Il confronto tra le strutture del costo iniziale delle due soluzioni è sintetizzato nella figura 1. Come si può vedere la somma dei fattori di spesa porta ad un risparmio del 13% a favore della soluzione modulare dovuto essenzialmente all’abbattimento dei costi di installazione. Infatti, sebbene il puro costo dell’hardware (Ups, scambiatori di calore, pompe, filtri, gruppi di raffreddamento e sistemi antincendio) e del software di controllo sia superiore nei facility modules di circa il 40% a causa della maggior complessità di progettazione e costruzione di un sistema integrato, questo svantaggio è largamente superato dal risparmio in fase di installazione. L’installazione di un modulo, infatti, oltre ad essere di per sé un processo evidentemente più semplice che non quella di impianti separati, comprende la fase di design, intendendo con questo termine lo studio per la sistemazione degli impianti nello spazio ad essi destinato. Si tratta di un lavoro che, nell’approccio tradizionale, richiede numerose riunioni con fornitori e installatori e il coinvolgimento di più funzioni aziendali (It e servizi generali in primo luogo) con un dispendio di tempo da parte di più persone, e che nell’approccio modulare viene in pratica eliminato, con un risparmio superiore all’80%, riducendosi alla sistemazione del modulo stesso.
Le voci di risparmio
Quanto ai costi di installazione propriamente detti, il risparmio deriva principalmente da due voci. La prima è la connessione dei sistemi di alimentazione e raffreddamento prima tra di loro e poi ai cavi e alle tubature dell’edificio, che nell’approccio tradizionale richiede di progettare e realizzare le relative reti di collegamento elettriche e idrauliche con l’intervento di tecnici specializzati, mentre in quello modulare si riduce all’attacco alle reti di distribuzione dei fornitori di acqua ed energia. La seconda è il project management, ovvero il controllo e coordinamento dell’esecuzione dei lavori da parte dell’impresa utente, che grazie appunto alla semplicità d’installazione, si stima abbattuto del 60%. A questa voce di risparmio va poi aggiunta anche la scarsa invasività dei lavori relativi all’approccio modulare: rispetto alla costruzione di un edificio con la presenza di ruspe, betoniere e martelli pneumatici, la costruzione di una semplice gettata sulla quale una gru calerà il facility module, quasi non incide sulla normale operatività del data center. È un risparmio difficile da valutare ma non trascurabile.

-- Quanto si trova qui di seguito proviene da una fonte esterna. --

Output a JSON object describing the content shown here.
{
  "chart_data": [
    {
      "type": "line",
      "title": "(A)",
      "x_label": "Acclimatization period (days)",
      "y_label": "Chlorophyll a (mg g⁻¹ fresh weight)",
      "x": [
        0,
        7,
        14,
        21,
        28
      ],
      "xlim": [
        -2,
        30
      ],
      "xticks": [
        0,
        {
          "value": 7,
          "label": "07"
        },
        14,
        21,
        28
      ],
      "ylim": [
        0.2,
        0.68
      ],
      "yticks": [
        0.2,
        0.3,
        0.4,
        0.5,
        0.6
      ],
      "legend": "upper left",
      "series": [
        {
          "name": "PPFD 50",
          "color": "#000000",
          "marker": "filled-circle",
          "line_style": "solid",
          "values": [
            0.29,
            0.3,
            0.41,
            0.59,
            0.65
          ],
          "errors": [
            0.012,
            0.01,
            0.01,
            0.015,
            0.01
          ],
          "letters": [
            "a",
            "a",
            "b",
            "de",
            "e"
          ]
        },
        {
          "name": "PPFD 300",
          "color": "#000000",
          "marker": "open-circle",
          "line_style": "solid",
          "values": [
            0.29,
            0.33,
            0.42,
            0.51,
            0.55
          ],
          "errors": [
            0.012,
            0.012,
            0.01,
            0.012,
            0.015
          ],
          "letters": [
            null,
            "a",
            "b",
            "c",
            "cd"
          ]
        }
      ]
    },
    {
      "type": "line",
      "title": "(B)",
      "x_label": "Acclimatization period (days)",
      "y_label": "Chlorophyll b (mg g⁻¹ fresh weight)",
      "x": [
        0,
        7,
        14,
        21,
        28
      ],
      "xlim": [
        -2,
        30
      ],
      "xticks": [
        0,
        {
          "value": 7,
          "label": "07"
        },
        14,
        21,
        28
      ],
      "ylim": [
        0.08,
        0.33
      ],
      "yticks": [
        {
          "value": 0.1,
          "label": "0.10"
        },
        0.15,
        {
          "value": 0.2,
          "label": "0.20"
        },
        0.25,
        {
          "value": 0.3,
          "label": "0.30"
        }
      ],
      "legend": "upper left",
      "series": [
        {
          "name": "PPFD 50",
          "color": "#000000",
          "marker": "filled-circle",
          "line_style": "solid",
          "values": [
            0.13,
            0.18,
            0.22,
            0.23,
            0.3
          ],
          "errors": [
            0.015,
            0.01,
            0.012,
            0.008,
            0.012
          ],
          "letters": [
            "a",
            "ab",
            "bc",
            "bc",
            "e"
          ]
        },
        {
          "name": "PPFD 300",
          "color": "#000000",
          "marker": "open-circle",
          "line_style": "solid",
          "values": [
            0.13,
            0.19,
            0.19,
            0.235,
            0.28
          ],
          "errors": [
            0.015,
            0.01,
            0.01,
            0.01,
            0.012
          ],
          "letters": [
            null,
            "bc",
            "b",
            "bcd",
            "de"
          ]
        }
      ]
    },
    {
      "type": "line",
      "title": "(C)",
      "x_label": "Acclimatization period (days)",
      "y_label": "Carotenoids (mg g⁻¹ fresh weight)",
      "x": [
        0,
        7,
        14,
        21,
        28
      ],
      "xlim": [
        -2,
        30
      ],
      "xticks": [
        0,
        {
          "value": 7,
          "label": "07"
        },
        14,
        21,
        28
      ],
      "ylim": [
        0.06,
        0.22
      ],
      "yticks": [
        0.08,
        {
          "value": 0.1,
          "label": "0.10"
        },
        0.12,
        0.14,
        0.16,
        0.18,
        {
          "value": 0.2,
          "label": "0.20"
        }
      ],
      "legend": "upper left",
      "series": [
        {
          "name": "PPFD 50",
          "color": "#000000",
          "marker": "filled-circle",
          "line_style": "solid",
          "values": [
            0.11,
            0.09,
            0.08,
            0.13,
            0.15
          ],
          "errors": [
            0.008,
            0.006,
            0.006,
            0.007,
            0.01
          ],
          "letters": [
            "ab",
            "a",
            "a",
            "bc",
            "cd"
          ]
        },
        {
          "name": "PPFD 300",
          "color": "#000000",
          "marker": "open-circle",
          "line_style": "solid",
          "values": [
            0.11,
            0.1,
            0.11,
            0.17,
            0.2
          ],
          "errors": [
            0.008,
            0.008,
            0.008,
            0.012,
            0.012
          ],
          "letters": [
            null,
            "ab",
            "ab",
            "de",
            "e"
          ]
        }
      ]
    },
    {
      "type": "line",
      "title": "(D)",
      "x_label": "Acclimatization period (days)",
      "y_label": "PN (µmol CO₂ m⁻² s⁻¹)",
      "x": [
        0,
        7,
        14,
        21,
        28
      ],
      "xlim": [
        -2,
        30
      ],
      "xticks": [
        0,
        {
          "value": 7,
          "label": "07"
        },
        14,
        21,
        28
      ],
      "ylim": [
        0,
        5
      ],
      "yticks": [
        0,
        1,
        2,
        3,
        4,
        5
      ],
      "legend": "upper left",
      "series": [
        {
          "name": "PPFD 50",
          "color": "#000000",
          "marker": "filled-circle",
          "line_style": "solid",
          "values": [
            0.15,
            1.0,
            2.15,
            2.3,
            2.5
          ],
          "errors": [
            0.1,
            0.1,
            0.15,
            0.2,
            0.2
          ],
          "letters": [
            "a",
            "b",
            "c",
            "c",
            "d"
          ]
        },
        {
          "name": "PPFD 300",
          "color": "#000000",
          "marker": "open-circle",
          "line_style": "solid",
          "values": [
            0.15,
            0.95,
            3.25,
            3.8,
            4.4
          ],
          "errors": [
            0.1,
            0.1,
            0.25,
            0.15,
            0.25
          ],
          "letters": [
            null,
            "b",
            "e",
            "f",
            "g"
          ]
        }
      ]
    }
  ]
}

Infine, anche se sinora si è parlato di costi iniziali (capex) la scelta modulare offre anche risparmi di gestione (opex). Lo studio citato (figura 1) riporta un risparmio sul consumo di energia a favore del facility module che viene stimato attorno al 14% per l’alimentazione (1,90 dollari per watt contro 2,20) e attorno al 12% per il raffreddamento (1,75 dollari/watt contro 2,00). Si tratta di risparmi dovuti alla maggior efficienza energetica e termica di sistemi progettati ed integrati in modo ottimale da uno stesso costruttore e non è detto che i valori stimati per gli Usa valgano ovunque. È molto probabile però che almeno per il nostro Paese, notoriamente il più caro in fatto d’energia elettrica, i vantaggi siano anche maggiori, rendendo l’opzione del facility module sempre più interessante da considerare.